Portuguese EDP Renováveis (EDPR), the renewable-energy subsidiary of Energias de Portugal (EDP) and one of the world’s largest and fastest-growing wind-energy companies, completed its global IPO and listing on the NYSE Euronext Lisbon market in early June.

EDPR says it was ranked fourth in the world based on net wind installed capacity at the end of 2007, after growing it 168% in the past year. EDPR aims to triple its installed capacity to more than 10.5 gigawatts by 2012. The company owns and operates wind farms in Spain, Portugal, France and the US.

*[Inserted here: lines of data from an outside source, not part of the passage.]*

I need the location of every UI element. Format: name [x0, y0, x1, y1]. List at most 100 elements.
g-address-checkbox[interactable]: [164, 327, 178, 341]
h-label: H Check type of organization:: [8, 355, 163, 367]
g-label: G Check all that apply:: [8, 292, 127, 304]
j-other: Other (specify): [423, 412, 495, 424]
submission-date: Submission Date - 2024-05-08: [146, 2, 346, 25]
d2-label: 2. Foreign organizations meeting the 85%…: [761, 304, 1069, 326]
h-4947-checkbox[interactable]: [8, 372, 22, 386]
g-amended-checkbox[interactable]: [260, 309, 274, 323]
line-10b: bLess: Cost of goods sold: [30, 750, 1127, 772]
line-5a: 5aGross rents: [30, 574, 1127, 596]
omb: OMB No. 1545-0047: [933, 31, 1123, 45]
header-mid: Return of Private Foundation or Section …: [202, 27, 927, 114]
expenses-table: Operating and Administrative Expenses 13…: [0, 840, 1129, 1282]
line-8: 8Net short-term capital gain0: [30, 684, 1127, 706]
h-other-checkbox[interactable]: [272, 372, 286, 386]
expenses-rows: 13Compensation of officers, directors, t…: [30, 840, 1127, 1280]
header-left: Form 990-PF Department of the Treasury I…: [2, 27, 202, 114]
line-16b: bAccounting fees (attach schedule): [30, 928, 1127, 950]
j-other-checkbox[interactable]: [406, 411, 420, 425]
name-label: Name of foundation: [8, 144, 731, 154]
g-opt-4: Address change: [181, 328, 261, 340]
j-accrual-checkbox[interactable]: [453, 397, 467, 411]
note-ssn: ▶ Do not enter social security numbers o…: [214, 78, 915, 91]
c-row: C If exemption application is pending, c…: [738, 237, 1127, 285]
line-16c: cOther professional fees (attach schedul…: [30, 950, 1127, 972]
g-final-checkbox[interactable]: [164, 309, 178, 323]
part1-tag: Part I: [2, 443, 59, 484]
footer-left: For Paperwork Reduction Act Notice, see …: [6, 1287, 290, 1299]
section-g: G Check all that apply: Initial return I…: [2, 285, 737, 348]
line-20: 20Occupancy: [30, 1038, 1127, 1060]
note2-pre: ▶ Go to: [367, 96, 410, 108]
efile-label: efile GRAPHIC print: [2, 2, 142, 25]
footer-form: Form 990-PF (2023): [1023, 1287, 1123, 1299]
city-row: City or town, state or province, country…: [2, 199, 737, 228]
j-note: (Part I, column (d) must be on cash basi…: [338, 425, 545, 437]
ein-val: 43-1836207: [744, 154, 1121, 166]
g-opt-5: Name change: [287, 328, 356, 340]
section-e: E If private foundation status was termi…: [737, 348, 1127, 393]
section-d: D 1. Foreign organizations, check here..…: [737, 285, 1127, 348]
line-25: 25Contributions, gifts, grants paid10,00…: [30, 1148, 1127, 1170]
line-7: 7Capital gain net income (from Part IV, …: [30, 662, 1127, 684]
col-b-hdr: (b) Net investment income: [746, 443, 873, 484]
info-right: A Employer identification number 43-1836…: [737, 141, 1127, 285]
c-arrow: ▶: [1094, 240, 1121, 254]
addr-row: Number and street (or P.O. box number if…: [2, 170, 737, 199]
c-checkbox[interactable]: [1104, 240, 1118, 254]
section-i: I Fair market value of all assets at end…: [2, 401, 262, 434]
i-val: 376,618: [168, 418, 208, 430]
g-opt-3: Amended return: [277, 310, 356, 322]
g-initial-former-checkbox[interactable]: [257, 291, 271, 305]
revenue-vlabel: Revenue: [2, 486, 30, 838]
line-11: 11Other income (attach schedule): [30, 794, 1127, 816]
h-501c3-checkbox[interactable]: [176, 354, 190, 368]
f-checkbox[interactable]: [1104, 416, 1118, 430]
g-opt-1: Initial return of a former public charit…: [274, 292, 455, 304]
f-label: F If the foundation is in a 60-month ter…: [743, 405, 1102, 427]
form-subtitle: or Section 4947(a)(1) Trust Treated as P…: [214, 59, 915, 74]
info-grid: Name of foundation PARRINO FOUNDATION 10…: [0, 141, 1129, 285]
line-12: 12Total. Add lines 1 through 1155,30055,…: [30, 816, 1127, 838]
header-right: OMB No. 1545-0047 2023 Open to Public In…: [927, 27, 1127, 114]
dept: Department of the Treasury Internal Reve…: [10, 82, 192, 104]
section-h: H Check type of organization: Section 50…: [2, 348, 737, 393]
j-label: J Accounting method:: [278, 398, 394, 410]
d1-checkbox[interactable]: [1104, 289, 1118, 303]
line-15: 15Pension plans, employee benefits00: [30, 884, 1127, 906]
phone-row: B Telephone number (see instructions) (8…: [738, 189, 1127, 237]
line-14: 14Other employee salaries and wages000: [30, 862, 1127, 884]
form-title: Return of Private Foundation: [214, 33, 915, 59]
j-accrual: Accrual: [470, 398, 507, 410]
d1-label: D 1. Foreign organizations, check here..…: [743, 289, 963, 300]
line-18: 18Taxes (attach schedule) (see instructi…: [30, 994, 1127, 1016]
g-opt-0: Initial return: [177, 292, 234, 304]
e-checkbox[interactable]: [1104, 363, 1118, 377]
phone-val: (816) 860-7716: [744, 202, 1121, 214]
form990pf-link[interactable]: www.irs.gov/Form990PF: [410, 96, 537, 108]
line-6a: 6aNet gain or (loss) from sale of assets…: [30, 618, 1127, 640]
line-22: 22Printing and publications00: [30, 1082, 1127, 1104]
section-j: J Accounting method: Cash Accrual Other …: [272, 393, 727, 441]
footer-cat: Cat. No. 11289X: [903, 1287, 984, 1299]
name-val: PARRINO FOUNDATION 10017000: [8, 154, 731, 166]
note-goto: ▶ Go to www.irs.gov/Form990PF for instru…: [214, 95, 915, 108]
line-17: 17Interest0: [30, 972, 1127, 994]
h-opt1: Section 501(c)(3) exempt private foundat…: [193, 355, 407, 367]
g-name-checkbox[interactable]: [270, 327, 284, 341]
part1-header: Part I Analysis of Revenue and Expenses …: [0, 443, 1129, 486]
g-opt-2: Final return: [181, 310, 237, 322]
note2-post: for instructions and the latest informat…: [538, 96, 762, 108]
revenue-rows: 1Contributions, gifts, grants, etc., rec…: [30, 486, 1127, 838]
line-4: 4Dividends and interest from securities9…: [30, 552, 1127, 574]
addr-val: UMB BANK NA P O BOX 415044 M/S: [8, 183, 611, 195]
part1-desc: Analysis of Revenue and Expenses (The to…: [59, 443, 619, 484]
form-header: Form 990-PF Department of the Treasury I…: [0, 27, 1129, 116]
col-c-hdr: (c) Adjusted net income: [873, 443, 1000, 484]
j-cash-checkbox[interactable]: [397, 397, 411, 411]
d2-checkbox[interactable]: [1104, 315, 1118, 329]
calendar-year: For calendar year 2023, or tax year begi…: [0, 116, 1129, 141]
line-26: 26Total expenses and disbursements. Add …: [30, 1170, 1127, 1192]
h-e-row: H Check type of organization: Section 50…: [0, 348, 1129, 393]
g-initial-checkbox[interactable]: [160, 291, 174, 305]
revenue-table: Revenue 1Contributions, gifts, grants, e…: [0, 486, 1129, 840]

“Renewables in general will be valued … even more in the future since the fuel costs are growing,” Ana Maria Fernandes, EDPR’s CEO said in a video interview. “Worries about energy security are growing. It all indicates that in time this sector tends to be more and more valued. So we just have to manage the opportunities.” EDPR raised almost E1.6 billion in the share offering.

Despite the challenging environment, Portugal is still attracting inward investment. One company that has recently chosen to set up operations in Portugal is Chiltern International, a contract-research firm based in Slough, UK, which specializes in conducting clinical trials. The 26-year-old global company found Portugal an attractive growth market.

“Chiltern has been conducting international clinical trials that involve Portugal for many years now. We have seen a steady rise in the amount of business we have been winning in the region, and our forecasts predict further growth,” says Richard Baptista, Chiltern’s director of budgeting and proposals. “Therefore, we felt that the time was right to open the Lisbon office.”

Chiltern employs more than 1,200 people with over 20 offices across Europe, the US and in India. The Lisbon office initially employs seven, “but we are growing all of the time,” says Baptista. Portugal’s government has to be hoping its country’s economy will follow suit.